Analytical and numerical analysis of tides and salinities in estuaries; Part II: Salinity distributions in prismatic and convergent tidal channels

Abstract

Estuaries, commonly, are densely populated areas serving the needs of the inhabitants in multiple ways. Often the interests are conflicting and decisions need to be made by the local managers. Intake of fresh water for consumption, agricultural purposes or use by industries may take place within a region not far landward of the limit of salt intrusion. Human interventions (e.g. deepening of the navigation channels) or climate changes (sea level rise, reduction of the river discharge) can bring these intake locations within the reach of saline or brackish water and consequently endanger their function. To support policy and managerial decisions, a profound knowledge of processes associated with the salinity structure in estuaries is required. Although nowadays advanced numerical three-dimensional models are available that are able to cope with the complexity of the physics there is still a need for relatively simple tools for quick-scan actions in a pre-phase of a project or for instructive purposes.
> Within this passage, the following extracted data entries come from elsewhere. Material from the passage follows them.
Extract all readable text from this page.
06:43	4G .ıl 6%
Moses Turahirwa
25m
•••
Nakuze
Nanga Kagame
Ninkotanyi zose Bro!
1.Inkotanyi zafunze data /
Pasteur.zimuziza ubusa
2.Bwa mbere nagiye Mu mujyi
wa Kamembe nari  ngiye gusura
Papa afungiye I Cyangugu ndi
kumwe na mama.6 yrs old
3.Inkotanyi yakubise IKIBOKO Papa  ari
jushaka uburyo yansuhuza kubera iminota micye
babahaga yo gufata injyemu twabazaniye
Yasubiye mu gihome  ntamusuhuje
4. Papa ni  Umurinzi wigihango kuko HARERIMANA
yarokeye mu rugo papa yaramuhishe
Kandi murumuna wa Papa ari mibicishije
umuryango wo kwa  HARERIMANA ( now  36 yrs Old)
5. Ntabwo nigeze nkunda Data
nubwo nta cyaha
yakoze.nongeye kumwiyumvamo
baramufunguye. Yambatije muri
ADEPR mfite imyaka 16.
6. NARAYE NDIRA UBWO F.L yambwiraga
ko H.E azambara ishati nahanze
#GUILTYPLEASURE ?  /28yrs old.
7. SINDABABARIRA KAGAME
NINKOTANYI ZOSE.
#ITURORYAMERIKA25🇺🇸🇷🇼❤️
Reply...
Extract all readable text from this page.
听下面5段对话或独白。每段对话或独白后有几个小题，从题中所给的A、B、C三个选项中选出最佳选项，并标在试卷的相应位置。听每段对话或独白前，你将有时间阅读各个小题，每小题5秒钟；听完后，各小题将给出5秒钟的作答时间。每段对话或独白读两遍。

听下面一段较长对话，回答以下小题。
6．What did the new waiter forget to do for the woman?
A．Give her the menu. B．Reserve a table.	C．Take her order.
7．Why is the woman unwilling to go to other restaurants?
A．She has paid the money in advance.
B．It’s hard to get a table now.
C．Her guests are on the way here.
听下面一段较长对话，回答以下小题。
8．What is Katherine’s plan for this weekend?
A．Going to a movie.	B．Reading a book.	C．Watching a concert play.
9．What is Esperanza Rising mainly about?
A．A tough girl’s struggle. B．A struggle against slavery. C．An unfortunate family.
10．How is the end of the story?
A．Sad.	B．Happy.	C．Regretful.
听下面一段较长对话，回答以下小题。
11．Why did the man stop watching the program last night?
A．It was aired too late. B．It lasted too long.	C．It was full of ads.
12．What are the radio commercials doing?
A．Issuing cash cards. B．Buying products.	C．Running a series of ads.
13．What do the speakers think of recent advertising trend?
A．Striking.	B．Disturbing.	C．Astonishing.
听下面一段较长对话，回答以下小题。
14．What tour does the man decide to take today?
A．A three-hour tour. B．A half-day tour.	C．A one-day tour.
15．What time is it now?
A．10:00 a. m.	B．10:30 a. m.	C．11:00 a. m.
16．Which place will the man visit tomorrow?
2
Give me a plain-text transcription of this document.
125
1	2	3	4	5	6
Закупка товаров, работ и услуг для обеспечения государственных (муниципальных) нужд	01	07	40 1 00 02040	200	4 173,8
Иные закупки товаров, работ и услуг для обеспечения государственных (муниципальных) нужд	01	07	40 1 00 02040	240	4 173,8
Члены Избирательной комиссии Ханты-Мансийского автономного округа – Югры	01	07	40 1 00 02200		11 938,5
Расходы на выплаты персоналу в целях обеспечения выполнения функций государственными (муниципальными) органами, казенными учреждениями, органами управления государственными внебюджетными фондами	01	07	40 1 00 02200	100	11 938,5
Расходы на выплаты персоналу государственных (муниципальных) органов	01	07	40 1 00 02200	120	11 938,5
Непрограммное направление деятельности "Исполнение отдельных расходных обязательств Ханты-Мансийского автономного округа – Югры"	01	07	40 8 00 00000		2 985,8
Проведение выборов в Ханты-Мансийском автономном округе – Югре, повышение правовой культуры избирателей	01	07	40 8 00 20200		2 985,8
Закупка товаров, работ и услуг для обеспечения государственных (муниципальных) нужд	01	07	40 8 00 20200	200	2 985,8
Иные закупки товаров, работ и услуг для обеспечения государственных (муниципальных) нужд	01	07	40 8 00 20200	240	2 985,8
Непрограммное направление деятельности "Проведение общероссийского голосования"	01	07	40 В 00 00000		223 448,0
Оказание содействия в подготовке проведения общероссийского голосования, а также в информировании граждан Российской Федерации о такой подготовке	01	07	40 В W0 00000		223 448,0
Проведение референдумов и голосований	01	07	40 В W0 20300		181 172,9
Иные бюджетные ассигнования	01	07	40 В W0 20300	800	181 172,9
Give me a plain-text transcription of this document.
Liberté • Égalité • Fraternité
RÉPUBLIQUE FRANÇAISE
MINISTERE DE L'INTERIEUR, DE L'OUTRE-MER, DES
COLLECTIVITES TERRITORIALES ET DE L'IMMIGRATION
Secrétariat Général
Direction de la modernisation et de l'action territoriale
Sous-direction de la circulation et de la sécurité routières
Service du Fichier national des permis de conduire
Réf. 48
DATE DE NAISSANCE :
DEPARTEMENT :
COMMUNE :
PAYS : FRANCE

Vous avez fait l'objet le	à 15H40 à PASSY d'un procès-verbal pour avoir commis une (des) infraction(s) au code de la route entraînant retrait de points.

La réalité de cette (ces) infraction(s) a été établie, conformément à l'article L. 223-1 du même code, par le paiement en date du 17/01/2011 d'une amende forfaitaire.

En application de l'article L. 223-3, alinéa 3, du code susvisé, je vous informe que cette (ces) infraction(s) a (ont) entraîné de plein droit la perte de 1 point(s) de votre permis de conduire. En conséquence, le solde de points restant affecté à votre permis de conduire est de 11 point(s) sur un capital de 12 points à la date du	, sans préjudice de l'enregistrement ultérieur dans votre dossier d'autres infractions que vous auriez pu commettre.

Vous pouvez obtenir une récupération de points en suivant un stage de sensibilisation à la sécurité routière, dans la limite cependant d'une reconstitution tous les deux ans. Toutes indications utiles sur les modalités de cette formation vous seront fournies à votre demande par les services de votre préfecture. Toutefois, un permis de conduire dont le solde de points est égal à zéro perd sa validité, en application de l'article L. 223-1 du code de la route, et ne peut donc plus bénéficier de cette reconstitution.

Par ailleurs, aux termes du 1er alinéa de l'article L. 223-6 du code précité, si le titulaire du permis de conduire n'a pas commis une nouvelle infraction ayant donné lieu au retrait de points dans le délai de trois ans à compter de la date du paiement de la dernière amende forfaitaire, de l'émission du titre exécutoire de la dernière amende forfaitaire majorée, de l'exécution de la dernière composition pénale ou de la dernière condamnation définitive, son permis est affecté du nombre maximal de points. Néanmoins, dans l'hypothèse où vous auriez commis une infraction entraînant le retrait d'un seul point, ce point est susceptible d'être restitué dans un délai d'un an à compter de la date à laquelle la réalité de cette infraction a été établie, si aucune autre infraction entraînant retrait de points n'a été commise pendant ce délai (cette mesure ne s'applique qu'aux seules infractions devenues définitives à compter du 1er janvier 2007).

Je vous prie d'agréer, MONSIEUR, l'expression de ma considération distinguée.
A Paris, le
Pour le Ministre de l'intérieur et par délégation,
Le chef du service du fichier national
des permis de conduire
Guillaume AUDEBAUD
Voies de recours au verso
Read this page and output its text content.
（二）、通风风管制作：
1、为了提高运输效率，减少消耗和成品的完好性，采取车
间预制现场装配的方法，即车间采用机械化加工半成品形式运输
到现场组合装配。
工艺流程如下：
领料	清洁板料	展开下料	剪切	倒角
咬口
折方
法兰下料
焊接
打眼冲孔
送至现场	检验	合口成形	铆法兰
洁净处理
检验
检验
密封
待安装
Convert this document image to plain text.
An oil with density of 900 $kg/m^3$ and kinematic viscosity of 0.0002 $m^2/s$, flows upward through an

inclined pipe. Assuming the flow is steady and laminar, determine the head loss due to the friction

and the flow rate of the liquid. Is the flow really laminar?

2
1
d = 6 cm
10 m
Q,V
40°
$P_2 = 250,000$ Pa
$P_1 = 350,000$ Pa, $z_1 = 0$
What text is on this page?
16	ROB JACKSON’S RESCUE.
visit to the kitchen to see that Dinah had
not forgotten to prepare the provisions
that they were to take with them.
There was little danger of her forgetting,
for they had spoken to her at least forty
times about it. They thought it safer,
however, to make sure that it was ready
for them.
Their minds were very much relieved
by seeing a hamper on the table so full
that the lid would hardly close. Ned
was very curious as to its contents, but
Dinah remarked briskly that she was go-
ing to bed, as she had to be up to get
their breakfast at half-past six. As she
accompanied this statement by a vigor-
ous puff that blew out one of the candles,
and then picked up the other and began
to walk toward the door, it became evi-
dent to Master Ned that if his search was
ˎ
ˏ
The analytical model described in this paper may serve these needs. It computes the maximum salinity distribution using the dispersion coefficient in the mouth as the only model parameter. The model has been calibrated using observational data in a large number of estuaries and experimental data in a tidal flume. The dispersion coefficient was successfully related to geometric and hydrodynamic parameters resulting in an expression that can be used for convergent estuaries as well as prismatic channels, see Eqs. 25a and 25b. Application of the model in a predictive mode showed its promising capabilities. Comparison with three-dimensional numerical models indicates that the channel geometry in the estuary mouth largely influences dispersive processes. The analytical model for salt intrusion may be used in combination with the analytical model for tidal propagation in convergent estuaries and tidal channels by Van Rijn (part I). In this way, input is obtained on the tidal velocity amplitude and the Chézy roughness following calibration of this model on tidal amplitudes along the estuary. © 2011 Springer-Verlag.